A great thing I find about these smaller regional European parks is that they really don't shortchange you on the theming-front and Dynamite is no exception. Located in the Wild West portion of the park, we enter the queueline for this coaster through a ramshackle mine shaft style building, beckoned in with sassy vulture animatronics and entertained again whilst waiting our turn by a crazy old miner guy animatronic, aimlessly wielding a stick of (lit) dynamite. It's all quite old-school fun and I love it for that. 

And the coaster itself is tons of fun too. I'm a big fan of the overhanging seats plus lapbar restraints on the Mack Big Dippers, a true sense of freedom and flying through the layout. The inverted first drop and subsequent plummet into a mine-shaft is fantastic fun, and the compact yet thrilling layout that follows is a delight. The ONLY letdown is the out-of-nowhere horrendously janky zero-g roll, that while it frames the queueline entrance quite spectacularly I could really do without. 

Oh god, where to start with Pangea at Movieland Studios in Italy? I remember hearing about this ride a few years ago and wanting to ride it immediately, but I'll admit I'd largely forgotten about its existence until we headed to Movieland Studios this August. Essentially the premise is a traditional dinosaur jeep car ride, but the catch is that you get to drive the jeep. Oh, and the track is all crazy off-road terrain full of deep rivets, rickety dinosaur infested bridges and giant puddles. There's also several great themed scenes making great use of the standard dinosaur animatronics that most parks just set up and are done with - this ride really goes out of it's way to paint some sort of narrative. 

To put it bluntly this ride is completely batshit. I sat in the back where there are no seatbelts and no back gate - I could simply get up and jump off the back if I so chose. The self-drive functionality is extremely convincing, and even though there's somebody somewhere with a computer helping you that doesn't mean you're not in actual real danger of ending up off track, on your side in a ditch somewhere. And that is what makes it so thrilling and fun, the sense of real impending doom at any given moment. 

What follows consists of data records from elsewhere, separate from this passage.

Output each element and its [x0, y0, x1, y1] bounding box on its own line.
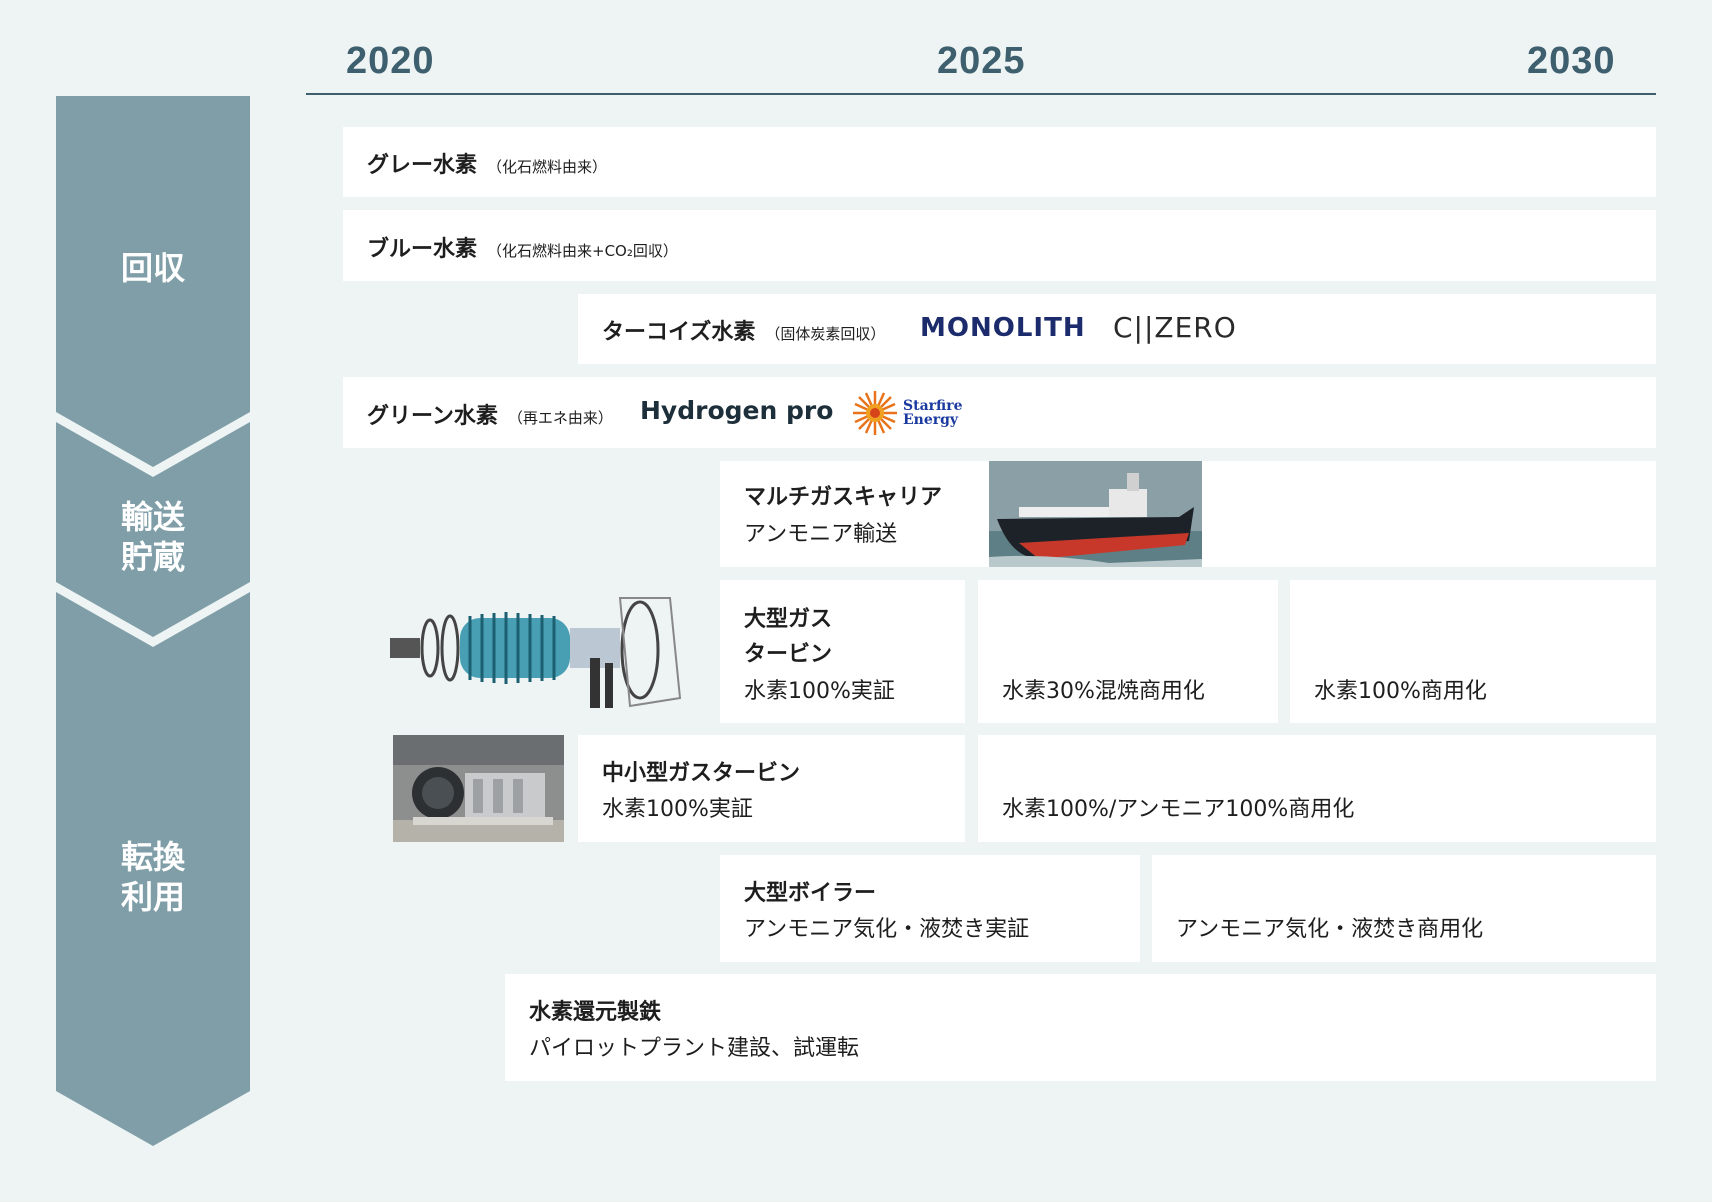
green-hydrogen-title: グリーン水素 — [367, 404, 498, 429]
stage-label-transport: 輸送 貯蔵 — [120, 498, 185, 576]
gray-hydrogen-title: グレー水素 — [367, 153, 478, 178]
green-hydrogen-bar: グリーン水素 （再エネ由来） Hydrogen pro Starfire Ener… — [343, 377, 1656, 448]
boiler-title: 大型ボイラー — [744, 881, 877, 906]
small-turbine-phase2: 水素100%/アンモニア100%商用化 — [1002, 797, 1355, 822]
hydrogenpro-logo: Hydrogen pro — [640, 396, 834, 425]
turquoise-hydrogen-bar: ターコイズ水素 （固体炭素回収） MONOLITH C||ZERO — [578, 294, 1656, 364]
large-turbine-phase2: 水素30%混焼商用化 — [1002, 679, 1205, 704]
small-turbine-title: 中小型ガスタービン — [602, 761, 801, 786]
turquoise-hydrogen-title: ターコイズ水素 — [602, 320, 756, 345]
small-turbine-subtitle: 水素100%実証 — [602, 797, 753, 822]
large-turbine-phase3-box: 水素100%商用化 — [1290, 580, 1656, 723]
starfire-energy-logo: Starfire Energy — [903, 398, 963, 428]
czero-logo: C||ZERO — [1113, 311, 1237, 344]
ship-image — [989, 461, 1202, 567]
gas-turbine-image — [390, 597, 682, 708]
large-turbine-subtitle: 水素100%実証 — [744, 679, 895, 704]
steel-subtitle: パイロットプラント建設、試運転 — [529, 1036, 860, 1061]
timeline-axis — [306, 93, 1656, 95]
blue-hydrogen-bar: ブルー水素 （化石燃料由来+CO₂回収） — [343, 210, 1656, 281]
starfire-sun-icon — [853, 391, 897, 435]
boiler-phase2: アンモニア気化・液焚き商用化 — [1176, 917, 1484, 942]
blue-hydrogen-note: （化石燃料由来+CO₂回収） — [487, 242, 678, 260]
carrier-title: マルチガスキャリア — [744, 485, 943, 510]
stage-arrow — [56, 96, 250, 1146]
boiler-phase2-box: アンモニア気化・液焚き商用化 — [1152, 855, 1656, 962]
large-turbine-phase2-box: 水素30%混焼商用化 — [978, 580, 1278, 723]
small-turbine-photo — [393, 735, 564, 842]
turquoise-hydrogen-note: （固体炭素回収） — [765, 325, 886, 343]
gray-hydrogen-bar: グレー水素 （化石燃料由来） — [343, 127, 1656, 197]
boiler-subtitle: アンモニア気化・液焚き実証 — [744, 917, 1030, 942]
large-turbine-phase3: 水素100%商用化 — [1314, 679, 1487, 704]
blue-hydrogen-title: ブルー水素 — [367, 237, 478, 262]
year-2025: 2025 — [937, 40, 1026, 82]
boiler-demo-box: 大型ボイラー アンモニア気化・液焚き実証 — [720, 855, 1140, 962]
carrier-subtitle: アンモニア輸送 — [744, 522, 898, 547]
green-hydrogen-note: （再エネ由来） — [507, 409, 613, 427]
stage-label-recovery: 回収 — [120, 249, 185, 287]
year-2030: 2030 — [1527, 40, 1616, 82]
gray-hydrogen-note: （化石燃料由来） — [487, 158, 608, 176]
large-turbine-title-1: 大型ガス — [744, 607, 833, 632]
large-turbine-title-2: タービン — [744, 642, 833, 667]
year-2020: 2020 — [346, 40, 435, 82]
small-turbine-phase2-box: 水素100%/アンモニア100%商用化 — [978, 735, 1656, 842]
small-turbine-demo-box: 中小型ガスタービン 水素100%実証 — [578, 735, 965, 842]
large-turbine-demo-box: 大型ガス タービン 水素100%実証 — [720, 580, 965, 723]
stage-label-utilization: 転換 利用 — [120, 838, 185, 916]
monolith-logo: MONOLITH — [920, 313, 1086, 343]
steel-bar: 水素還元製鉄 パイロットプラント建設、試運転 — [505, 974, 1656, 1081]
steel-title: 水素還元製鉄 — [529, 1000, 662, 1025]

Aha, an actual new for 2020 coaster on my list! I've discussed my thoughts on the new for 2020 coaster Hals-Uber-Kopf at Tripsdrill in my review so I won't go into much detail here, but just know that it's really great fun, fantastic airtime and swooping transitions and it's only going to get better once the theming is complete. Fantastic new addition to the park for 2020.

And of course, the best new for me attraction of my year as mentioned in my previous blog post is of course the fantastic B&M dive coaster, Gardaland's Oblivion - The Black Hole. It's my opinion that there are no bad dive coasters and Oblivion - The Black Hole is no exception to this. First drop is forceful with some truly incredible theming, the subsequent layout, whilst short, adds an extra layer of thrill without detracting from the main event (the vertical drop). Fantastically fun coaster and special to me because it completed my set of European B&M coasters!


So clearly 2020 wasn't a total bust! Honestly, despite the year's obvious down sides I'm glad I managed to enjoy so many great new-for-me attractions and I'm excited to see fabness 2021 brings, especially in terms of unexpected hidden gems!

What about you - what were your favourite new-for-you attractions you ride in 2020? Did you discover any hidden gems you can't stop raving about? Let me know in the comments, I'd love to have a chat!